What Are the Alternatives to a HELOC?

A HELOC is not your only option when you need to remodel your home or pay for other large expenses. Other alternatives to consider include:

  • Personal loans: A personal loan doesn't require collateral, so unlike with a HELOC or home equity loan, you don't have to put your home on the line. While that's good news for your home, it also means personal loans have higher interest rates than home equity loans or HELOCs. As with any type of loan, you will receive the entire loan amount in a lump sum and make fixed monthly payments. Personal loans have shorter repayment periods than home equity loans, so they work best if you need to borrow a smaller amount of money. Find out more about the difference between a personal loan and line of credit.
  • Home equity loans: Like a HELOC, a home equity loan (sometimes called a second mortgage) allows you to borrow against the equity in your home. While a HELOC is revolving credit, a home equity loan is an installment loan. You'll receive the entire amount of the loan in a lump sum and make fixed monthly payments over the life of the loan, which can be up to 30 years (just like a first mortgage). If you know exactly how much money you need, a home equity loan can be a better option than a HELOC because it offers a predictable repayment schedule and a fixed interest rate.
  • Cash-out refinancing: If you have sufficient equity in your home, a cash-out refinance is another loan alternative that offers fixed interest rates, set monthly payments and a long loan term. A cash-out refi replaces your existing mortgage with a new, larger mortgage. You use the loan proceeds to pay off your original mortgage; then you receive whatever is left over as a lump sum in cash, which can be used for any purpose you choose.

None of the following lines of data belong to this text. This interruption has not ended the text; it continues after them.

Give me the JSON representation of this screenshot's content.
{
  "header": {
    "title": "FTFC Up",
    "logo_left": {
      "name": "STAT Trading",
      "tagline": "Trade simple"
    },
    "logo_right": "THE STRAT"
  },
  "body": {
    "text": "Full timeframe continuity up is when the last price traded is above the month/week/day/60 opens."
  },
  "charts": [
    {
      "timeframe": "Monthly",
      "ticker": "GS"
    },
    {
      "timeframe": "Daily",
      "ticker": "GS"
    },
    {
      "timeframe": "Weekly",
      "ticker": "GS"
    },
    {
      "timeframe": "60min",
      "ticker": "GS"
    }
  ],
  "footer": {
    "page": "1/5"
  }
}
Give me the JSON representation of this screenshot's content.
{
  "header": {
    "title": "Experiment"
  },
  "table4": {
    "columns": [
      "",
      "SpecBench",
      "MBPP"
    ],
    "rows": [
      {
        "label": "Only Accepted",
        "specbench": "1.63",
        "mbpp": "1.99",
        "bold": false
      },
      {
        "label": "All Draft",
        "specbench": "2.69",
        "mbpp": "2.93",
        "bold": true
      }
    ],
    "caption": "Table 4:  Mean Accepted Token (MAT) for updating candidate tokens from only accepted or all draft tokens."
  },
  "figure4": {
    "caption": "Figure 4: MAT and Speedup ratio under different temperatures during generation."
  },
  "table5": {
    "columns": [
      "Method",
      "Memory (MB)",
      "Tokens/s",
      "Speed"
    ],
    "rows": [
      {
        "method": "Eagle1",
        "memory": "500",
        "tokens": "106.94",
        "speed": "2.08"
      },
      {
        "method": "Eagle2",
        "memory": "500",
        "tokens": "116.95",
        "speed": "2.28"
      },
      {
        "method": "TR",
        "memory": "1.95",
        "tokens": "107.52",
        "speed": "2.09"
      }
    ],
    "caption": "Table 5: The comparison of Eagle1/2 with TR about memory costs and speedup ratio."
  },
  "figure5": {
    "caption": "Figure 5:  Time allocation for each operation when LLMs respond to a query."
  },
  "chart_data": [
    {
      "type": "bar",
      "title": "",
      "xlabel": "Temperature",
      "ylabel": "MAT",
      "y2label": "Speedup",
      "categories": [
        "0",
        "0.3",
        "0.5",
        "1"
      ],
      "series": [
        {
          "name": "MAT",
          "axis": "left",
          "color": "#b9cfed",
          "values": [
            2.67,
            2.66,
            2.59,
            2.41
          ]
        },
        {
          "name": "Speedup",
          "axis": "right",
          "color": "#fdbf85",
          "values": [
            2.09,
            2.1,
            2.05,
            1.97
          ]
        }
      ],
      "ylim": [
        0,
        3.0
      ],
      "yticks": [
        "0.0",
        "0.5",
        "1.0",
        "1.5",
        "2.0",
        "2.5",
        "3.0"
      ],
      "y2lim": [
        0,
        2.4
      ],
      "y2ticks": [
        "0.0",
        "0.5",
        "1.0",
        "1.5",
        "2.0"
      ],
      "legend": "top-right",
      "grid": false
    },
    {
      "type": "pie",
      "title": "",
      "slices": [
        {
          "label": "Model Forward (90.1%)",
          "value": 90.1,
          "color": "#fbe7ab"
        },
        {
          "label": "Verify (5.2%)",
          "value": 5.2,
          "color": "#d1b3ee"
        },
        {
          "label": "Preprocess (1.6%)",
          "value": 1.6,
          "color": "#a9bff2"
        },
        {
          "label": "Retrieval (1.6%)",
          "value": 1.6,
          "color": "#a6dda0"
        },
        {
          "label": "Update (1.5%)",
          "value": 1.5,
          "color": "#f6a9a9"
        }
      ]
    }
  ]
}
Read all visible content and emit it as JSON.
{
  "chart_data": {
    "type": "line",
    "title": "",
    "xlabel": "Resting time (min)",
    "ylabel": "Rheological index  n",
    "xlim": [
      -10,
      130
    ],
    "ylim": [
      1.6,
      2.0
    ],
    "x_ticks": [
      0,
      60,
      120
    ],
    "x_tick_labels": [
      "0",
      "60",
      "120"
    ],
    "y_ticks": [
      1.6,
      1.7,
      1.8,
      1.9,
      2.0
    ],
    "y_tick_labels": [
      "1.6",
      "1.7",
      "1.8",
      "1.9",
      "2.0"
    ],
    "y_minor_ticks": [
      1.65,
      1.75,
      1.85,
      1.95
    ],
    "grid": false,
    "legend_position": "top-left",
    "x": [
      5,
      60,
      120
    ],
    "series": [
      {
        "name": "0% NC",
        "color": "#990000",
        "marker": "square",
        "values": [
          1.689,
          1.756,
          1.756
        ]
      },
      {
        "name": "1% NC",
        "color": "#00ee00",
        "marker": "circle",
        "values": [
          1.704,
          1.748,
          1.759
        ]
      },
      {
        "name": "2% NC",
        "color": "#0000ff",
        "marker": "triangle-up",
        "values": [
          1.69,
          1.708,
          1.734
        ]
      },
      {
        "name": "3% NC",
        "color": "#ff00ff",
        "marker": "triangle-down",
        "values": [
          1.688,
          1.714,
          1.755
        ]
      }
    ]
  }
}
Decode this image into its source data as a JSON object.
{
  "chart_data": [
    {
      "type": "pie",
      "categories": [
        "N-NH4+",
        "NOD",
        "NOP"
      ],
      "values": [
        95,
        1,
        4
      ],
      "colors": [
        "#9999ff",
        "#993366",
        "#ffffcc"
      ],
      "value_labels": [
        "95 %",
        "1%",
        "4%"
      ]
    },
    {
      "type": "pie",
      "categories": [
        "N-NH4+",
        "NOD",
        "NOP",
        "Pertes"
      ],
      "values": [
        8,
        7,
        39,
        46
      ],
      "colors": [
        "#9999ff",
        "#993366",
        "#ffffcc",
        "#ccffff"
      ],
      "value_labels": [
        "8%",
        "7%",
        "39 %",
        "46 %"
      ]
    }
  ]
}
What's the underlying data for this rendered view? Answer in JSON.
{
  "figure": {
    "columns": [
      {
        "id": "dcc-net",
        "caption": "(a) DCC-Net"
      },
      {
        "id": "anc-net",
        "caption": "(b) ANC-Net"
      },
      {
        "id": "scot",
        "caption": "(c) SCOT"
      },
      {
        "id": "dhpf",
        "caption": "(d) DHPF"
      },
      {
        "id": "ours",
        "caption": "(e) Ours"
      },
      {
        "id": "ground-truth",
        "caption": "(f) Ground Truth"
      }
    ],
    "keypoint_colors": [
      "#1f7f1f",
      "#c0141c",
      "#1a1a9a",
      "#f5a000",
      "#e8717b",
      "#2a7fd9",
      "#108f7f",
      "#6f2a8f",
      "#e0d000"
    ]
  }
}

Homeowners with lower credit scores may find it easier to qualify for cash-out refinancing than for HELOCs or home equity loans. However, keep in mind that you're now on the hook for a whole new mortgage—not just a small loan. The new mortgage may have higher interest rates than your original mortgage or require you to have private mortgage insurance (PMI), which adds to your monthly costs of homeownership. In addition, you'll have to pay closing costs on the entire amount of the mortgage, making closing costs more expensive than for a HELOC or home equity loan. Carefully consider whether a cash-out refinancing will cost you more than it will benefit you in the long run. Read more about the pros and cons of cash-out refinancing.

Understand Your Options

Having equity in your home gives you a lot of options for borrowing money or obtaining a line of credit. However, using your home as collateral can put your biggest asset at risk. Before you apply for a HELOC or any other financing secured by your home, carefully consider all your options and check your credit score to see which options are most realistic for you. By assessing the costs, risks and benefits, you'll find the option that works best for you.